The Bob Feller Act of Valor Award, created in 2013, is a set of awards originally presented annually to a member of the National Baseball Hall of Fame, a current Major League Baseball player, and a United States Navy Chief Petty Officer. In 2015, the Act of Valor Award Foundation added the Jerry Coleman Award to honor a United States Marine Corps Staff Noncommissioned Officer (SNCO), and two more Act of Valor awards for junior sailor peer-to-peer mentoring organizations. The baseball recipients are honored for their support of United States servicemen and women; the military awardees are honored for achievement that represents the character of Bob Feller. The Award is presented by the Bob Feller Act of Valor Award Foundation in conjunction with Major League Baseball, the National Baseball Hall of Fame and Museum, the Cleveland Guardians, and with the support of the United States Navy and Marine Corps.

== Background ==
The award is named for Bob Feller, who put his baseball career on hold and became the first American professional athlete to enlist in the armed forces, volunteering for combat service in the United States Navy the day after the attack on Pearl Harbor. Feller was inducted into the National Baseball Hall of Fame in 1962, his first time on the ballot. When asked, "What is the most important game you ever won?", he would answer "World War II". He took great pride in his time in the military, and never once regretted placing service to his country before himself. "I didn’t worry about losing my baseball career. We needed to win the war. I wanted to do my part." Feller wanted to be remembered as, "An American, who happened to be a ballplayer". Despite losing almost four full seasons to wartime service, Feller had an impressive baseball career and was elected to the Hall of Fame in 1962. He and Jackie Robinson were elected in their first year of eligibility, the first players to be so honored since the inaugural class of 1936. Feller died in 2010.

== History ==
Peter Fertig conceived the award. He wrote letters to the National Baseball Hall of Fame and Museum, Major League Baseball, the Cleveland Indians, and the , and said that "within six weeks, I had everybody's support". He garnered support from the business community in Cleveland, as well as Feller's widow Anne Feller. Then he worked with Islip, New York, councilman John Cochrane in drafting a proposal. Rear Admiral Michael Jabaley of the United States Navy helped mentor Peter with gaining official support from the United States Navy. It became an official Navy award on Memorial Day, 2013.

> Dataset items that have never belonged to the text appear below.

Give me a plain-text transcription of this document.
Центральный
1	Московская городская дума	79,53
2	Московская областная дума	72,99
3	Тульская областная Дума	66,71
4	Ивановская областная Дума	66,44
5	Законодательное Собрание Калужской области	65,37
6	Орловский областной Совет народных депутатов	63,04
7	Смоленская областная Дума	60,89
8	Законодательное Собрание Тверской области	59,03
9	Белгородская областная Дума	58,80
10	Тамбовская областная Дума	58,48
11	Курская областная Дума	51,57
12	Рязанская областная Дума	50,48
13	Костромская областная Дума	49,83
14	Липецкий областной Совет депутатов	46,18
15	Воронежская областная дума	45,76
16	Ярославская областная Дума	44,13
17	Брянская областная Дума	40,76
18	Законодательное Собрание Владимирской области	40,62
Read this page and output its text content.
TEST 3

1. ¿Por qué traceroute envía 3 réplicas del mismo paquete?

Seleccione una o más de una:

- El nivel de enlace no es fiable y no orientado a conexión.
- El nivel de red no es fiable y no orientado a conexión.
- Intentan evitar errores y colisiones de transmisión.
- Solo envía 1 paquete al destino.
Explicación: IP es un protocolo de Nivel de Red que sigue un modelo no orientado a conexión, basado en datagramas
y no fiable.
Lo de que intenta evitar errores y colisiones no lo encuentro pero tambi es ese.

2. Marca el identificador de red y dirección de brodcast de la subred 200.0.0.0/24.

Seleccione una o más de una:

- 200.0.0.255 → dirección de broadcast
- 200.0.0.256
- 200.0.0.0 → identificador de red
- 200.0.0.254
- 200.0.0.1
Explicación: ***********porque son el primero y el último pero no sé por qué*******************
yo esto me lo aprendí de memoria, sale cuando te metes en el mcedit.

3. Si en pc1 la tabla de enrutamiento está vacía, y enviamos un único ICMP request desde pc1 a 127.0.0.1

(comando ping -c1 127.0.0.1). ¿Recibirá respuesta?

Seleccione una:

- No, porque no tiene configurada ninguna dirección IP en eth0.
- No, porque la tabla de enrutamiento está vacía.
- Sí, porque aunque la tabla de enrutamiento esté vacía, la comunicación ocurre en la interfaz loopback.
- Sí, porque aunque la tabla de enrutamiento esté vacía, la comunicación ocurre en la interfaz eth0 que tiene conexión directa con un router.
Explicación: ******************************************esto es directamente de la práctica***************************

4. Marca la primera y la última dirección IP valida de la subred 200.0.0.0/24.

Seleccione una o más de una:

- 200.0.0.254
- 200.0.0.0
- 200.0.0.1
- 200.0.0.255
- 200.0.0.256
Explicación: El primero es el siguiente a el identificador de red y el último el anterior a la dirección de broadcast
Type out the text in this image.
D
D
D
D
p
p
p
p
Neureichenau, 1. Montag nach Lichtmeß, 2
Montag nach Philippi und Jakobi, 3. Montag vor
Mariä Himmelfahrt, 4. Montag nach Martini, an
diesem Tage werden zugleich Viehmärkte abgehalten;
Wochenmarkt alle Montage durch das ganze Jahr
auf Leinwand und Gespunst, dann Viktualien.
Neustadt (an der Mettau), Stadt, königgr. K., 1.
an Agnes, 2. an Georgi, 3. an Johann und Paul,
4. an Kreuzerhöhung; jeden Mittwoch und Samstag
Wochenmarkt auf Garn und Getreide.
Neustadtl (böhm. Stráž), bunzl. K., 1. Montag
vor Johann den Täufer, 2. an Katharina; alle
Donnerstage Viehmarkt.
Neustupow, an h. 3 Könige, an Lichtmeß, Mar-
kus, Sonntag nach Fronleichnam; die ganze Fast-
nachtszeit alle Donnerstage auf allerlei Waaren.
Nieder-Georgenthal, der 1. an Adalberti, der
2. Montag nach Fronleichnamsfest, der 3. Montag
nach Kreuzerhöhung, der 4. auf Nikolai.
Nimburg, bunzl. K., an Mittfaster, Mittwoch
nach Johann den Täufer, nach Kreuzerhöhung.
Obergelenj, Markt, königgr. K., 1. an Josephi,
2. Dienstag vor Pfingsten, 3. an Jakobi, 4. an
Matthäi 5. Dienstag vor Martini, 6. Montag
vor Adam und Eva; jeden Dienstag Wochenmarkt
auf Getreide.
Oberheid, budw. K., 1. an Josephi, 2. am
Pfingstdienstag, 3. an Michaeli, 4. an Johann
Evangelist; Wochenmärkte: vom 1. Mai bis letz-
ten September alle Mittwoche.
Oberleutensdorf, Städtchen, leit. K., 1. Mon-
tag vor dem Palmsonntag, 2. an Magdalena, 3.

In 2013, its inaugural year, three awards were given to represent Bob Feller's life as an MLB player, a U.S. Navy Chief Petty Officer, and a National Baseball Hall of Famer. The award also recognized 37 Hall of Fame players, owners, umpires, and broadcasters that served during World War II. Three MLB finalists were named by the award's board of directors, three Navy Chief Petty Officer finalists were selected by the U.S. Navy, and the board of directors selected the Hall of Famer. The announcement of the award took place at the Hall of Fame ceremony on May 25, followed by a presentation to the finalists on July 6, and a selection of the winners on Veterans Day. The awards were presented at the United States Navy Memorial in Washington, D.C.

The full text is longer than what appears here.